The police would arrive.
Yes . . . and?
The police would inspect the house.
And they would find nothing.
All the police could do was escort us to our rooms, where we would collect our belongings, since there was no way we were spending another night in the house.
But how could I, much less the kids, explain to them what had happened to us?
We were dealing with something so far beyond their realm that it was senseless.
I realized dimly that no police report would be filed.
I had not figured out the Terby yet. All I knew was that somehow I had brought it into the house—and that it had wanted me to—but what had appeared in the flickering hallway was a secret I had to keep to myself. In this, the house and I were in collusion.
I called Marta. I chose my words carefully and explained that “something” had gotten into the house and assured her that everyone was fine and I had called the police and we were going to spend the night at the Four Seasons downtown and would she please make arrangements. I said all this in as calm a voice as I could create and I said it quickly—in a run-on sentence—mentioning the intruder in the lead so that the only thing that would register was the need to book a room in a hotel. But Marta was a professional and she was wide awake the moment her phone started ringing and she told me that she would be over to Elsinore Lane in fifteen minutes and before I could say anything she had clicked off.
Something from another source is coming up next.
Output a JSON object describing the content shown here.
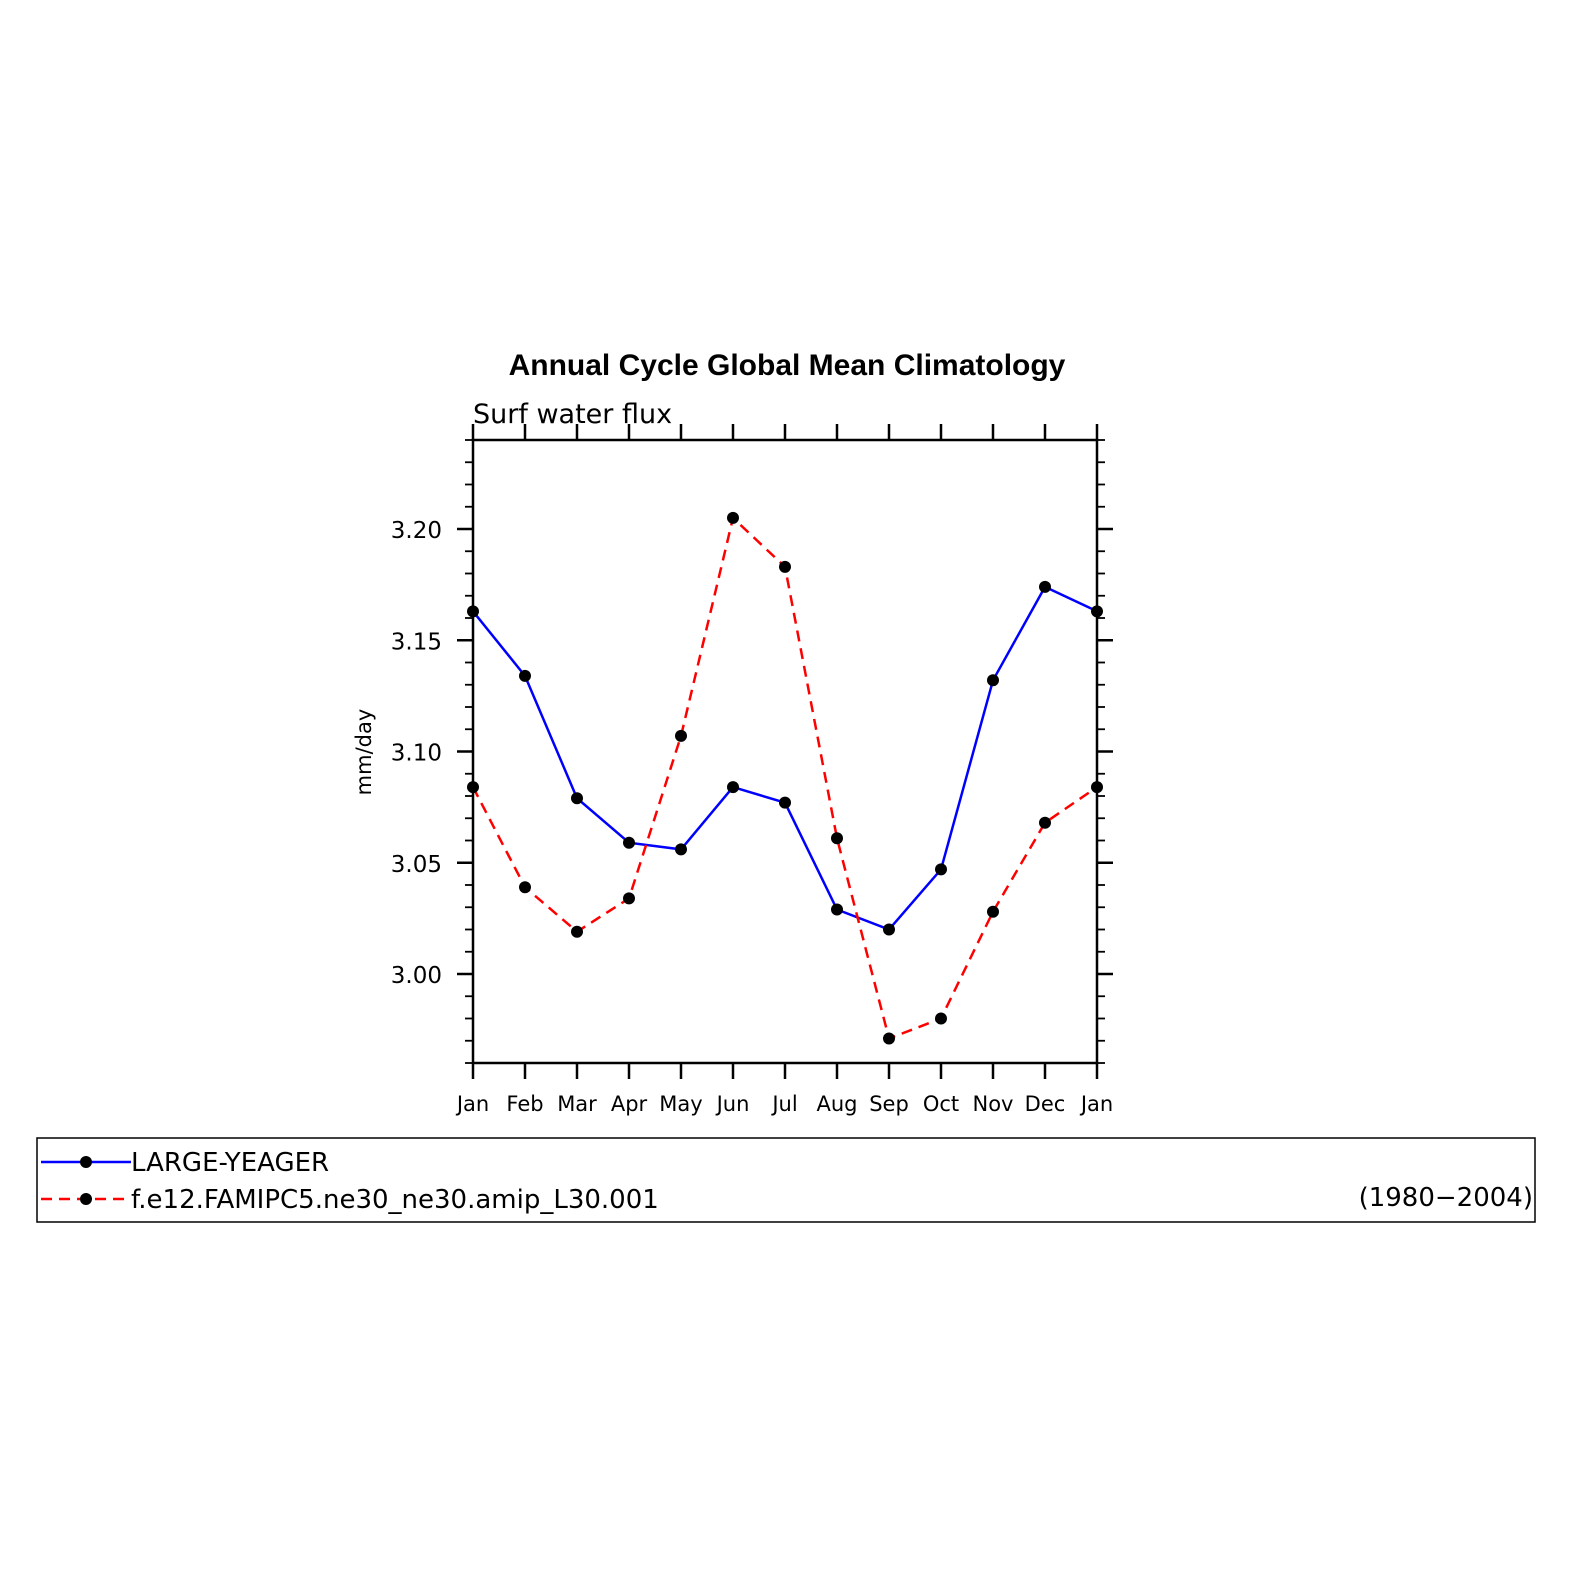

Sarah was still in my arms and Robby was sitting on the lawn when the two officers—guys in their late twenties—walked up to us and introduced themselves as Officer O’Nan and Officer Boyle.
They noticed the blood on my lip and the bruise forming on the side of my face and asked if I required medical attention.
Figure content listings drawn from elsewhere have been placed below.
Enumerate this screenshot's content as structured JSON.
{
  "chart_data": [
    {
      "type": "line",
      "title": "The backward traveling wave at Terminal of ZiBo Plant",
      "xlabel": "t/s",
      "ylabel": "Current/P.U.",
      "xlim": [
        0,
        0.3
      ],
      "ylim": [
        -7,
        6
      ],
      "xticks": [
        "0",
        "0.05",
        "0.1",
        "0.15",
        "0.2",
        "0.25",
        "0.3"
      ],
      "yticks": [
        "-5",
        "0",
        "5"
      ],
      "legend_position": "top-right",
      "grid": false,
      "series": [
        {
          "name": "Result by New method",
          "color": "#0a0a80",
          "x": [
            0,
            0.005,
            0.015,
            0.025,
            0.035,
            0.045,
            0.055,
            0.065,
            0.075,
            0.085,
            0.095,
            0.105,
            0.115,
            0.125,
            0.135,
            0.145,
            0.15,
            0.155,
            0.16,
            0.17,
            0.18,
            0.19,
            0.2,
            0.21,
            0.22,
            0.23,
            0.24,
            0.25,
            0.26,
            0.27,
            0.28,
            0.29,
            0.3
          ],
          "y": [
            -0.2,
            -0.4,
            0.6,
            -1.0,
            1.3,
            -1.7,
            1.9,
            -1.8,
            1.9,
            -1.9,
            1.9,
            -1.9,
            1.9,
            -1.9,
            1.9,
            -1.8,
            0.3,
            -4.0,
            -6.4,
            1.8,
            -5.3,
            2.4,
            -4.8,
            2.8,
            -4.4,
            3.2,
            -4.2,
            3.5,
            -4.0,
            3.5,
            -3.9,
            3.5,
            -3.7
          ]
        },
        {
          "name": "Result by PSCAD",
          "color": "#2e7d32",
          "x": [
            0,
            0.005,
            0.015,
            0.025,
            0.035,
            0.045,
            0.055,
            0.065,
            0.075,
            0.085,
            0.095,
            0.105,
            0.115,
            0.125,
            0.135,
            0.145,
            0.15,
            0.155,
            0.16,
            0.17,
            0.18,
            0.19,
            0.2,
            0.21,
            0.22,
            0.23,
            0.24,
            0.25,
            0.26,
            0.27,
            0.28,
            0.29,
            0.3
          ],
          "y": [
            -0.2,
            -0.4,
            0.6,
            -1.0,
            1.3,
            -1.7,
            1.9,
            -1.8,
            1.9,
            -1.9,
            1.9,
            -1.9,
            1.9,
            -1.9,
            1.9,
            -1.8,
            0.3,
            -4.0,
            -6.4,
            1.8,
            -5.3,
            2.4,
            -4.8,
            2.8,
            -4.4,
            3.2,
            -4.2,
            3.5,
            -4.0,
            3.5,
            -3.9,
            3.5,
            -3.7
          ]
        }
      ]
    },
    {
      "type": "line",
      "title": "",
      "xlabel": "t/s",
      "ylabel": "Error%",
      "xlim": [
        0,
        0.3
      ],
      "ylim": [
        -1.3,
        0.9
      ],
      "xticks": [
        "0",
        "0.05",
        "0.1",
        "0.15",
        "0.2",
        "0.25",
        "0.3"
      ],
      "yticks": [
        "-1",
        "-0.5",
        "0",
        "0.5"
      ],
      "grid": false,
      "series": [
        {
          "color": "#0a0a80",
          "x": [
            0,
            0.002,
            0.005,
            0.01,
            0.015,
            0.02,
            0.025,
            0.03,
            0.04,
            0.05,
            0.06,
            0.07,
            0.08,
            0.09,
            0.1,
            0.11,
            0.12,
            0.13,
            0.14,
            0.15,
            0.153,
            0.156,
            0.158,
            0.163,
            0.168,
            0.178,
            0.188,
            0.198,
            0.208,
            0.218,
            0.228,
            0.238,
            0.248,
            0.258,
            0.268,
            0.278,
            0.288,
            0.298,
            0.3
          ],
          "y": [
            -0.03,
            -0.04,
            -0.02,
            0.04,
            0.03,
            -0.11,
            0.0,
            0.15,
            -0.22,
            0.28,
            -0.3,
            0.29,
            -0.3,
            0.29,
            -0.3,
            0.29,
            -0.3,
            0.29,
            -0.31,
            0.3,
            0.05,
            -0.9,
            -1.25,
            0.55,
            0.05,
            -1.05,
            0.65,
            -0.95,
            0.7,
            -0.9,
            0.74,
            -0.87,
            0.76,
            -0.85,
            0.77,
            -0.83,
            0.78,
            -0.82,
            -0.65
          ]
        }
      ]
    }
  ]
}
I told them I was fine and that it happened when I fell in my son’s room, gesturing at Robby, who nodded faithlessly, confirming this.
They asked if “Ms. Dennis was at home,” which I took in stride and explained that, no, my wife was on a film set in Toronto, and that it was just myself and the children in the house.
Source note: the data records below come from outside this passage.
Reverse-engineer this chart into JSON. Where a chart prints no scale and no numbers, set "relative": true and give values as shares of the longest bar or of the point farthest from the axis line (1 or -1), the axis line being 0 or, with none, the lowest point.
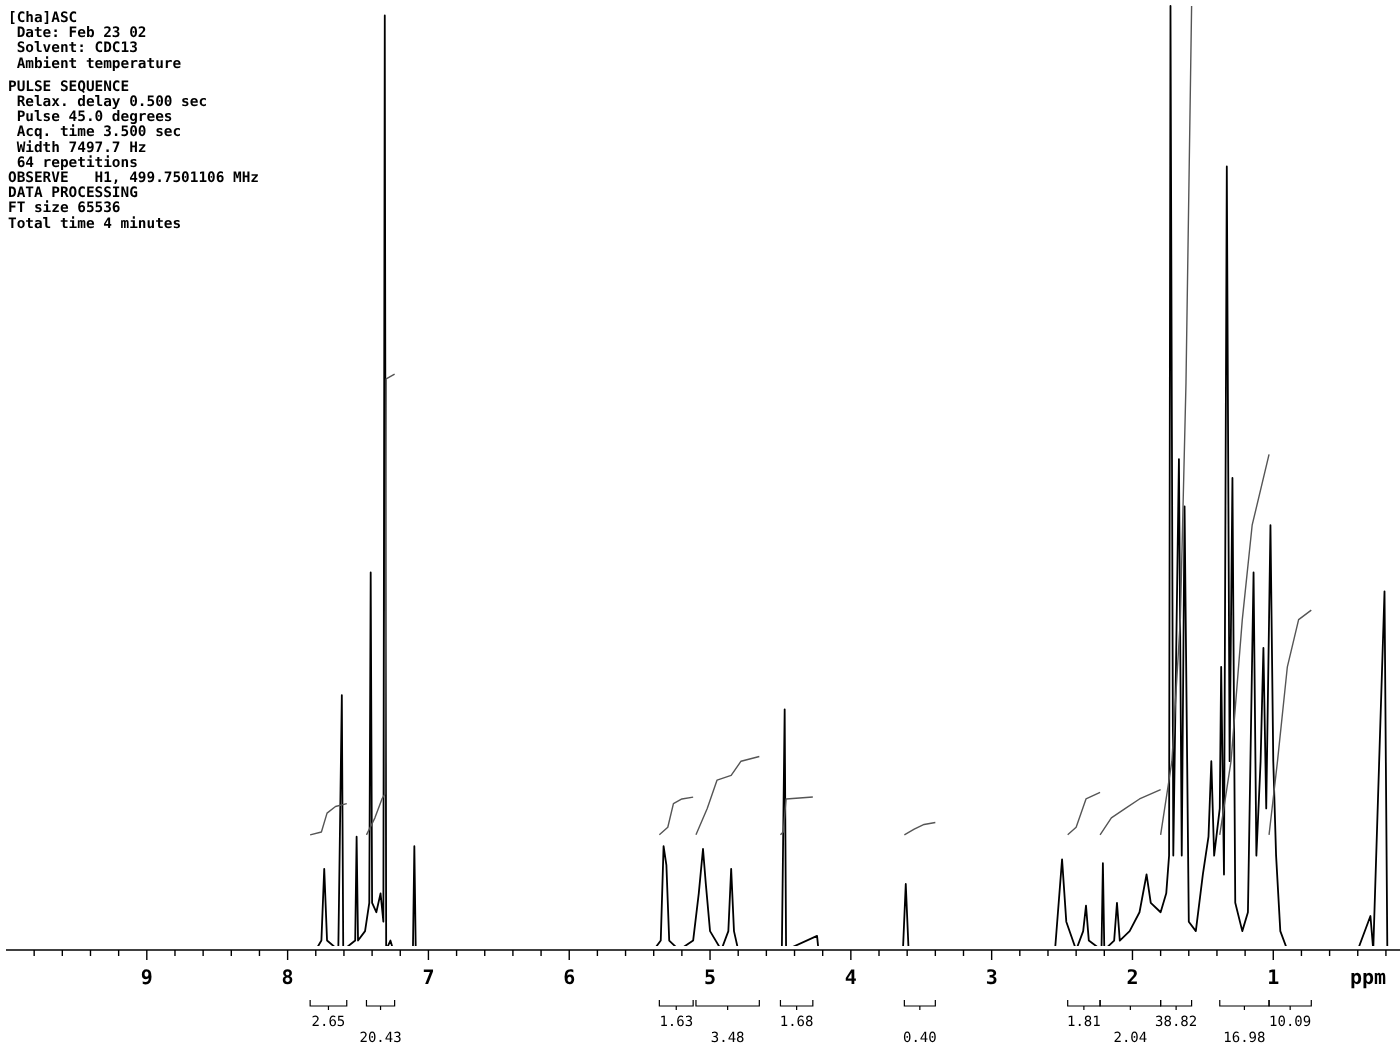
{
  "chart_data": {
    "type": "line",
    "relative": true,
    "xlabel": "ppm",
    "xlim": [
      10,
      0.1
    ],
    "xticks": [
      9,
      8,
      7,
      6,
      5,
      4,
      3,
      2,
      1,
      {
        "value": 9.8,
        "label": null
      },
      {
        "value": 9.6,
        "label": null
      },
      {
        "value": 9.4,
        "label": null
      },
      {
        "value": 9.2,
        "label": null
      },
      {
        "value": 8.8,
        "label": null
      },
      {
        "value": 8.6,
        "label": null
      },
      {
        "value": 8.4,
        "label": null
      },
      {
        "value": 8.2,
        "label": null
      },
      {
        "value": 7.8,
        "label": null
      },
      {
        "value": 7.6,
        "label": null
      },
      {
        "value": 7.4,
        "label": null
      },
      {
        "value": 7.2,
        "label": null
      },
      {
        "value": 6.8,
        "label": null
      },
      {
        "value": 6.6,
        "label": null
      },
      {
        "value": 6.4,
        "label": null
      },
      {
        "value": 6.2,
        "label": null
      },
      {
        "value": 5.8,
        "label": null
      },
      {
        "value": 5.6,
        "label": null
      },
      {
        "value": 5.4,
        "label": null
      },
      {
        "value": 5.2,
        "label": null
      },
      {
        "value": 4.8,
        "label": null
      },
      {
        "value": 4.6,
        "label": null
      },
      {
        "value": 4.4,
        "label": null
      },
      {
        "value": 4.2,
        "label": null
      },
      {
        "value": 3.8,
        "label": null
      },
      {
        "value": 3.6,
        "label": null
      },
      {
        "value": 3.4,
        "label": null
      },
      {
        "value": 3.2,
        "label": null
      },
      {
        "value": 2.8,
        "label": null
      },
      {
        "value": 2.6,
        "label": null
      },
      {
        "value": 2.4,
        "label": null
      },
      {
        "value": 2.2,
        "label": null
      },
      {
        "value": 1.8,
        "label": null
      },
      {
        "value": 1.6,
        "label": null
      },
      {
        "value": 1.4,
        "label": null
      },
      {
        "value": 1.2,
        "label": null
      },
      {
        "value": 0.8,
        "label": null
      },
      {
        "value": 0.6,
        "label": null
      },
      {
        "value": 0.4,
        "label": null
      },
      {
        "value": 0.2,
        "label": null
      }
    ],
    "grid": false,
    "marker": "none",
    "line_style": "solid",
    "series": [
      {
        "color": "#000000",
        "x": [
          10,
          8.1,
          7.8,
          7.76,
          7.74,
          7.72,
          7.64,
          7.615,
          7.605,
          7.52,
          7.51,
          7.5,
          7.45,
          7.42,
          7.41,
          7.4,
          7.37,
          7.34,
          7.32,
          7.31,
          7.3,
          7.27,
          7.25,
          7.11,
          7.1,
          7.09,
          5.4,
          5.35,
          5.33,
          5.31,
          5.29,
          5.22,
          5.12,
          5.08,
          5.05,
          5.03,
          5,
          4.92,
          4.87,
          4.85,
          4.83,
          4.8,
          4.49,
          4.47,
          4.46,
          4.24,
          4.23,
          3.63,
          3.61,
          3.59,
          2.55,
          2.5,
          2.47,
          2.4,
          2.35,
          2.33,
          2.31,
          2.22,
          2.21,
          2.2,
          2.13,
          2.11,
          2.09,
          2.02,
          1.95,
          1.9,
          1.87,
          1.8,
          1.76,
          1.74,
          1.73,
          1.71,
          1.67,
          1.65,
          1.63,
          1.6,
          1.55,
          1.5,
          1.46,
          1.44,
          1.42,
          1.38,
          1.37,
          1.35,
          1.33,
          1.31,
          1.29,
          1.27,
          1.22,
          1.18,
          1.14,
          1.12,
          1.09,
          1.07,
          1.05,
          1.02,
          1,
          0.98,
          0.95,
          0.9,
          0.4,
          0.31,
          0.29,
          0.21,
          0.19,
          0.1
        ],
        "values": [
          0,
          0,
          0,
          0.01,
          0.086,
          0.01,
          0,
          0.27,
          0,
          0.01,
          0.12,
          0.01,
          0.02,
          0.05,
          0.4,
          0.05,
          0.04,
          0.06,
          0.03,
          0.99,
          0,
          0.01,
          0,
          0,
          0.11,
          0,
          0,
          0.01,
          0.11,
          0.09,
          0.01,
          0,
          0.01,
          0.06,
          0.107,
          0.07,
          0.02,
          0,
          0.02,
          0.086,
          0.02,
          0,
          0,
          0.255,
          0,
          0.015,
          0,
          0,
          0.07,
          0,
          0,
          0.096,
          0.03,
          0,
          0.02,
          0.047,
          0.01,
          0,
          0.092,
          0,
          0.01,
          0.05,
          0.01,
          0.02,
          0.04,
          0.08,
          0.05,
          0.04,
          0.06,
          0.1,
          1,
          0.1,
          0.52,
          0.1,
          0.47,
          0.03,
          0.02,
          0.08,
          0.12,
          0.2,
          0.1,
          0.15,
          0.3,
          0.08,
          0.83,
          0.2,
          0.5,
          0.05,
          0.02,
          0.04,
          0.4,
          0.1,
          0.2,
          0.32,
          0.15,
          0.45,
          0.2,
          0.1,
          0.02,
          0,
          0,
          0.036,
          0,
          0.38,
          0,
          0
        ]
      },
      {
        "color": "#555555",
        "x": [
          7.84,
          7.76,
          7.72,
          7.66,
          7.58
        ],
        "values": [
          0.122,
          0.125,
          0.145,
          0.152,
          0.155
        ]
      },
      {
        "color": "#555555",
        "x": [
          7.44,
          7.38,
          7.33,
          7.31,
          7.3,
          7.24
        ],
        "values": [
          0.122,
          0.14,
          0.16,
          0.165,
          0.605,
          0.61
        ]
      },
      {
        "color": "#555555",
        "x": [
          5.36,
          5.3,
          5.26,
          5.2,
          5.12
        ],
        "values": [
          0.122,
          0.13,
          0.155,
          0.16,
          0.162
        ]
      },
      {
        "color": "#555555",
        "x": [
          5.1,
          5.02,
          4.95,
          4.85,
          4.78,
          4.65
        ],
        "values": [
          0.122,
          0.15,
          0.18,
          0.185,
          0.2,
          0.205
        ]
      },
      {
        "color": "#555555",
        "x": [
          4.5,
          4.48,
          4.46,
          4.27
        ],
        "values": [
          0.122,
          0.125,
          0.16,
          0.162
        ]
      },
      {
        "color": "#555555",
        "x": [
          3.62,
          3.55,
          3.48,
          3.4
        ],
        "values": [
          0.122,
          0.128,
          0.133,
          0.135
        ]
      },
      {
        "color": "#555555",
        "x": [
          2.46,
          2.4,
          2.33,
          2.23
        ],
        "values": [
          0.122,
          0.13,
          0.16,
          0.167
        ]
      },
      {
        "color": "#555555",
        "x": [
          2.23,
          2.15,
          2.05,
          1.95,
          1.8
        ],
        "values": [
          0.122,
          0.14,
          0.15,
          0.16,
          0.17
        ]
      },
      {
        "color": "#555555",
        "x": [
          1.8,
          1.72,
          1.66,
          1.62,
          1.58
        ],
        "values": [
          0.122,
          0.2,
          0.35,
          0.6,
          1
        ]
      },
      {
        "color": "#555555",
        "x": [
          1.38,
          1.3,
          1.22,
          1.15,
          1.03
        ],
        "values": [
          0.122,
          0.2,
          0.35,
          0.45,
          0.525
        ]
      },
      {
        "color": "#555555",
        "x": [
          1.03,
          0.97,
          0.9,
          0.82,
          0.73
        ],
        "values": [
          0.122,
          0.2,
          0.3,
          0.35,
          0.36
        ]
      }
    ],
    "annotations": [
      "[Cha]ASC",
      " Date: Feb 23 02",
      " Solvent: CDC13",
      " Ambient temperature",
      "PULSE SEQUENCE",
      " Relax. delay 0.500 sec",
      " Pulse 45.0 degrees",
      " Acq. time 3.500 sec",
      " Width 7497.7 Hz",
      " 64 repetitions",
      "OBSERVE   H1, 499.7501106 MHz",
      "DATA PROCESSING",
      "FT size 65536",
      "Total time 4 minutes",
      "2.65",
      "20.43",
      "1.63",
      "3.48",
      "1.68",
      "0.40",
      "1.81",
      "2.04",
      "38.82",
      "16.98",
      "10.09"
    ]
  }
}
While another patrol car pulled up carrying two more officers, I explained to O’Nan and Boyle that an intruder had broken in, but because the electricity had “gone out” we were unable to “get a good look at it.”
This is when everything changed.
The word “it” was what clinched the night.
The word “it” was what labeled me the “not credible witness.”
O’Nan and Boyle conferred with the two other officers.
I cleared my throat and clarified that the intruder “might” have been a “wild animal.”
There was a not very convincing discussion about whether to contact the local ASPCA, an idea that was soon left abandoned. If anything was found—meaning “it”—then they would reconsider.
Boyle stayed with me and Robby and Sarah as the three other officers entered the house, which was radiating a light so intense that it seemed as if it were day for night on our lawn, and the decibel level of noise (“The Way We Were” sung over and over)
(but you don’t even own that CD)
had awakened the Allens.
I felt a pinprick of fear as the men entered the house. I didn’t want them to enter the house. I didn’t want anything to happen to them in that house. I wanted to cry out, “Be careful.”
I sensed it then (though it didn’t prove to be true): I was the only one in the family who would ever enter the house again.
And I also knew that our family—even outside the house—was not free from danger.
I suddenly looked behind me to see if the cat I had found yesterday was still decaying beneath the hedge.
When Officer Boyle saw Mitchell and Nadine Allen standing on their black granite driveway in matching robes, gesturing to him, Boyle asked us to “stay put.”
The light from the house became muted. Someone found the sound system and the singing stopped abruptly.
The silence was momentarily startling.
I asked the writer: What is Officer Boyle telling the Allens?
(Yes, the writer was back. He did not want to be left out of this scene and was already whispering things to me.)
As Boyle walked toward the Allens, I didn’t notice Robby taking the cell phone from my hand.
Officer Boyle is telling them that you are insane, and they are not disagreeing with him. Officer Boyle is telling them about your ridiculous wild animal scenario. Look at the Allens—they are not nodding at what Officer Boyle is telling them. He is telling them that a giant hairball forced its way into your house. And, of course, the Allens do not believe this, not after the freakout they witnessed Sunday night—remember that, Bret? And they are going to ask Officer Boyle, “Does he appear to be drunk?”